Using the above command format, in order to embed a PTX version of the source code into the executable object, it's necessary to use a virtual architecture specification for the option provided to code=.... Since this particular format (using -gencode) does not allow specification of multiple targets in a single switch, we must pass the -gencode switch multiple times to nvcc, one for each target we desire to be embedded in the executable object.
So extending the above example, we could use the following:
nvcc -gencode arch=compute_13,code=sm_13 -gencode arch=compute_13,code=compute_13 ...
This would embed both cc1.3 SASS (by the first gencode switch) and cc1.3 PTX (by the second gencode switch) in the executable.
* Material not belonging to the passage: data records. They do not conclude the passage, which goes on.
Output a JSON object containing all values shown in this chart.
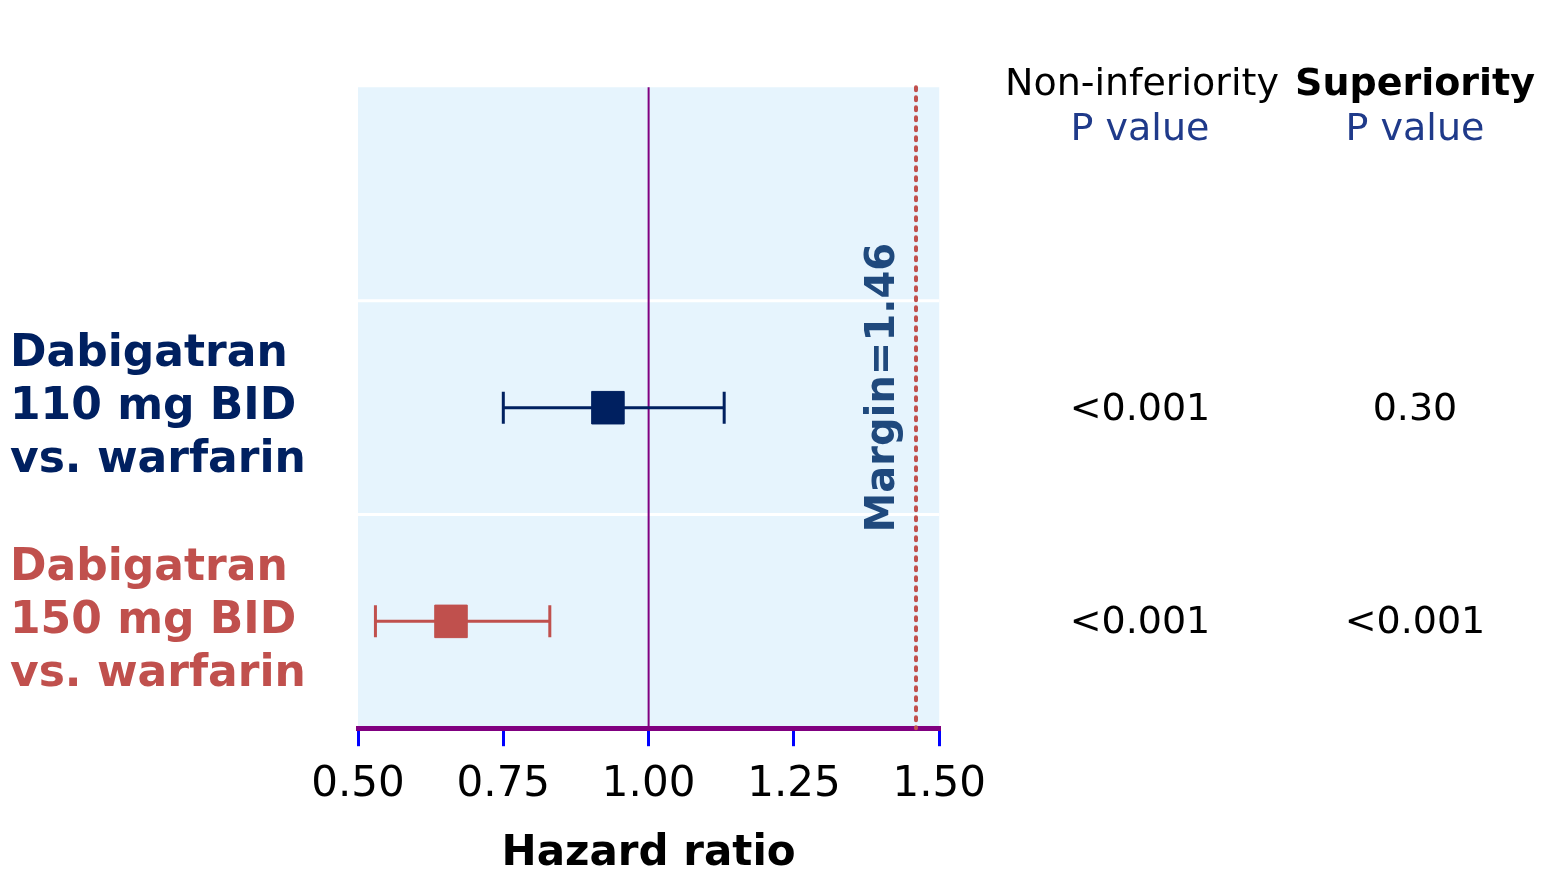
{
  "chart_data": {
    "type": "scatter",
    "orientation": "horizontal",
    "xlabel": "Hazard ratio",
    "categories": [
      null,
      "Dabigatran 110 mg BID vs. warfarin",
      "Dabigatran 150 mg BID vs. warfarin"
    ],
    "series": [
      {
        "color": "#002060",
        "values": [
          null,
          0.93,
          null
        ],
        "errors": [
          null,
          [
            0.75,
            1.13
          ],
          null
        ]
      },
      {
        "color": "#c0504d",
        "values": [
          null,
          null,
          0.66
        ],
        "errors": [
          null,
          null,
          [
            0.53,
            0.83
          ]
        ]
      }
    ],
    "marker": "square",
    "grid": "y",
    "legend": false,
    "xlim": [
      0.5,
      1.5
    ],
    "xticks": [
      {
        "value": 0.5,
        "label": "0.50"
      },
      {
        "value": 0.75,
        "label": "0.75"
      },
      {
        "value": 1,
        "label": "1.00"
      },
      {
        "value": 1.25,
        "label": "1.25"
      },
      {
        "value": 1.5,
        "label": "1.50"
      }
    ],
    "ref_lines": [
      {
        "axis": "x",
        "value": 1,
        "label": null,
        "color": "#800080",
        "line_style": "solid"
      },
      {
        "axis": "x",
        "value": 1.46,
        "label": "Margin=1.46",
        "color": "#c0504d",
        "line_style": "dotted"
      }
    ],
    "annotations": [
      "Non-inferiority\nP value",
      "Superiority\nP value",
      "<0.001",
      "0.30",
      "<0.001",
      "<0.001"
    ]
  }
}
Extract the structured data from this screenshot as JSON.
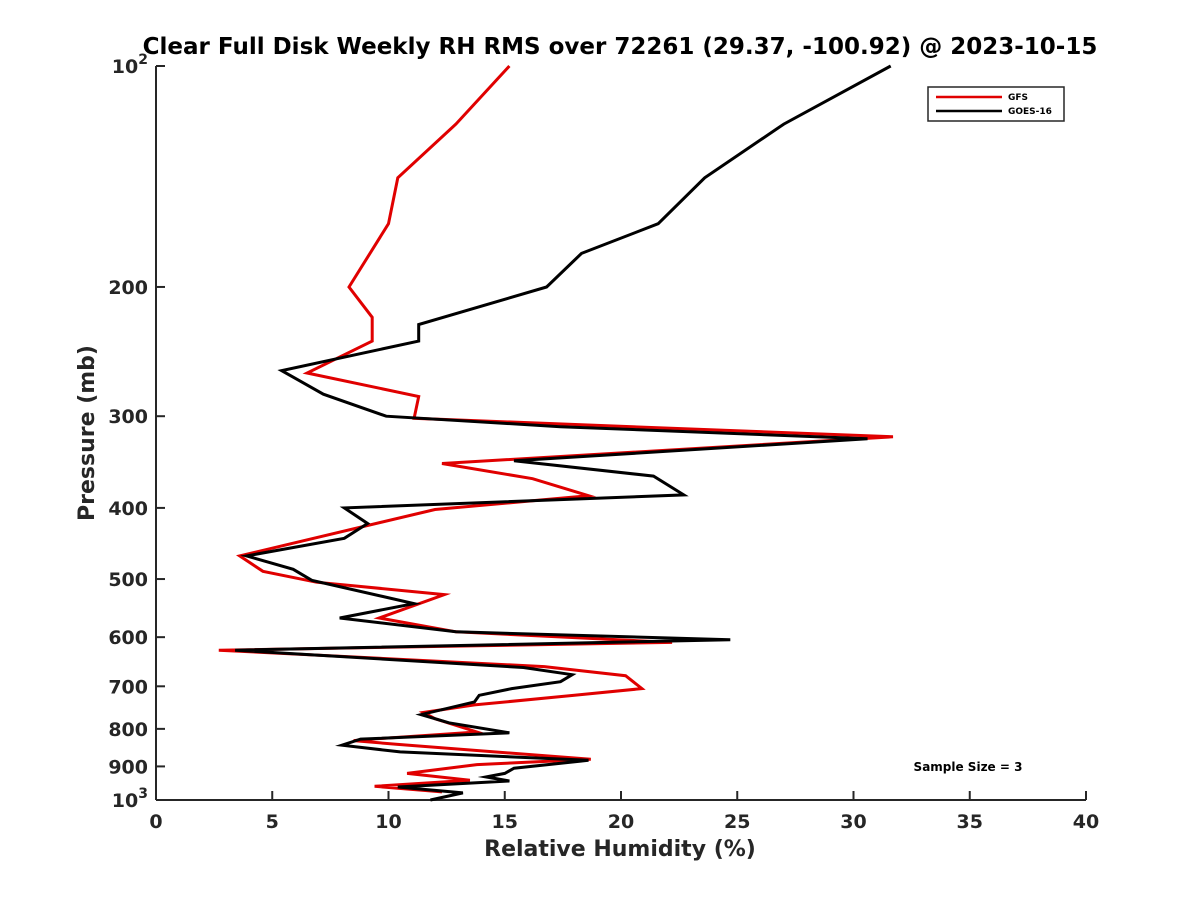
{
  "chart_data": {
    "type": "line",
    "title": "Clear Full Disk Weekly RH RMS over 72261 (29.37, -100.92) @ 2023-10-15",
    "xlabel": "Relative Humidity (%)",
    "ylabel": "Pressure (mb)",
    "xlim": [
      0,
      40
    ],
    "ylim": [
      100,
      1000
    ],
    "yscale": "log",
    "y_reversed": true,
    "grid": false,
    "x_ticks": [
      0,
      5,
      10,
      15,
      20,
      25,
      30,
      35,
      40
    ],
    "x_tick_labels": [
      "0",
      "5",
      "10",
      "15",
      "20",
      "25",
      "30",
      "35",
      "40"
    ],
    "y_ticks": [
      100,
      200,
      300,
      400,
      500,
      600,
      700,
      800,
      900,
      1000
    ],
    "y_tick_labels": [
      "10^2",
      "200",
      "300",
      "400",
      "500",
      "600",
      "700",
      "800",
      "900",
      "10^3"
    ],
    "legend_position": "top-right",
    "annotation": "Sample Size = 3",
    "series": [
      {
        "name": "GFS",
        "color": "#e00000",
        "x": [
          15.2,
          12.9,
          10.4,
          10.0,
          8.3,
          9.3,
          9.3,
          6.5,
          11.3,
          11.1,
          31.7,
          12.3,
          16.2,
          18.6,
          12.0,
          3.6,
          4.6,
          6.9,
          12.4,
          9.6,
          12.9,
          22.2,
          2.7,
          16.7,
          20.2,
          20.9,
          18.0,
          13.7,
          11.5,
          12.0,
          13.8,
          9.1,
          8.5,
          10.4,
          18.7,
          13.8,
          10.8,
          13.5,
          9.4,
          12.3
        ],
        "y": [
          100,
          120,
          142,
          164,
          200,
          220,
          237,
          262,
          282,
          302,
          320,
          348,
          365,
          385,
          402,
          465,
          488,
          505,
          525,
          565,
          590,
          610,
          625,
          658,
          677,
          705,
          720,
          742,
          760,
          775,
          808,
          827,
          830,
          840,
          880,
          895,
          920,
          940,
          958,
          975
        ]
      },
      {
        "name": "GOES-16",
        "color": "#000000",
        "x": [
          31.6,
          27.0,
          23.6,
          21.6,
          18.3,
          16.8,
          11.3,
          11.3,
          5.4,
          7.2,
          9.9,
          17.4,
          30.6,
          15.4,
          21.4,
          22.7,
          8.1,
          9.1,
          8.1,
          3.9,
          5.9,
          6.7,
          11.1,
          7.9,
          12.9,
          24.7,
          3.4,
          15.8,
          17.9,
          17.4,
          15.3,
          13.9,
          13.7,
          11.4,
          12.6,
          15.2,
          8.8,
          8.0,
          10.5,
          18.6,
          15.4,
          15.0,
          14.2,
          15.2,
          10.4,
          13.2,
          11.8
        ],
        "y": [
          100,
          120,
          142,
          164,
          180,
          200,
          225,
          237,
          260,
          280,
          300,
          310,
          322,
          345,
          362,
          384,
          400,
          420,
          440,
          465,
          485,
          502,
          540,
          565,
          590,
          605,
          625,
          660,
          675,
          690,
          705,
          720,
          735,
          765,
          785,
          810,
          826,
          842,
          860,
          883,
          905,
          920,
          930,
          942,
          960,
          978,
          1000
        ]
      }
    ]
  }
}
Devices capable of running cc1.3 SASS code directly will use that. Other devices (of compute capability greater than cc 1.3) will do a JIT-compile step by the driver, to convert the cc1.3 PTX code to a SASS code with an architecture suitable for the device in question.
I agree that the GTC 2013 presentation (e.g. slide 37) seems to suggest that
nvcc -gencode arch=compute_13,code=sm_13 ...
is sufficient for all devices of compute capability 1.3 or higher. It is not, and this is easy to demonstrate. If you compile a code using the above format, and attempt to run it on a cc 2.0 device, it will fail with an "invalid device function" error associated with any kernel or kernels you have in your code.
Again, nvcc has a variety of command formats and "shortcuts" for specifying code generation. Some relatively simple ones, such as:
nvcc -arch=sm_13 ...
will embed both a PTX and SASS version of the code in the executable object, resulting in the kind of forward-compatibility suggested.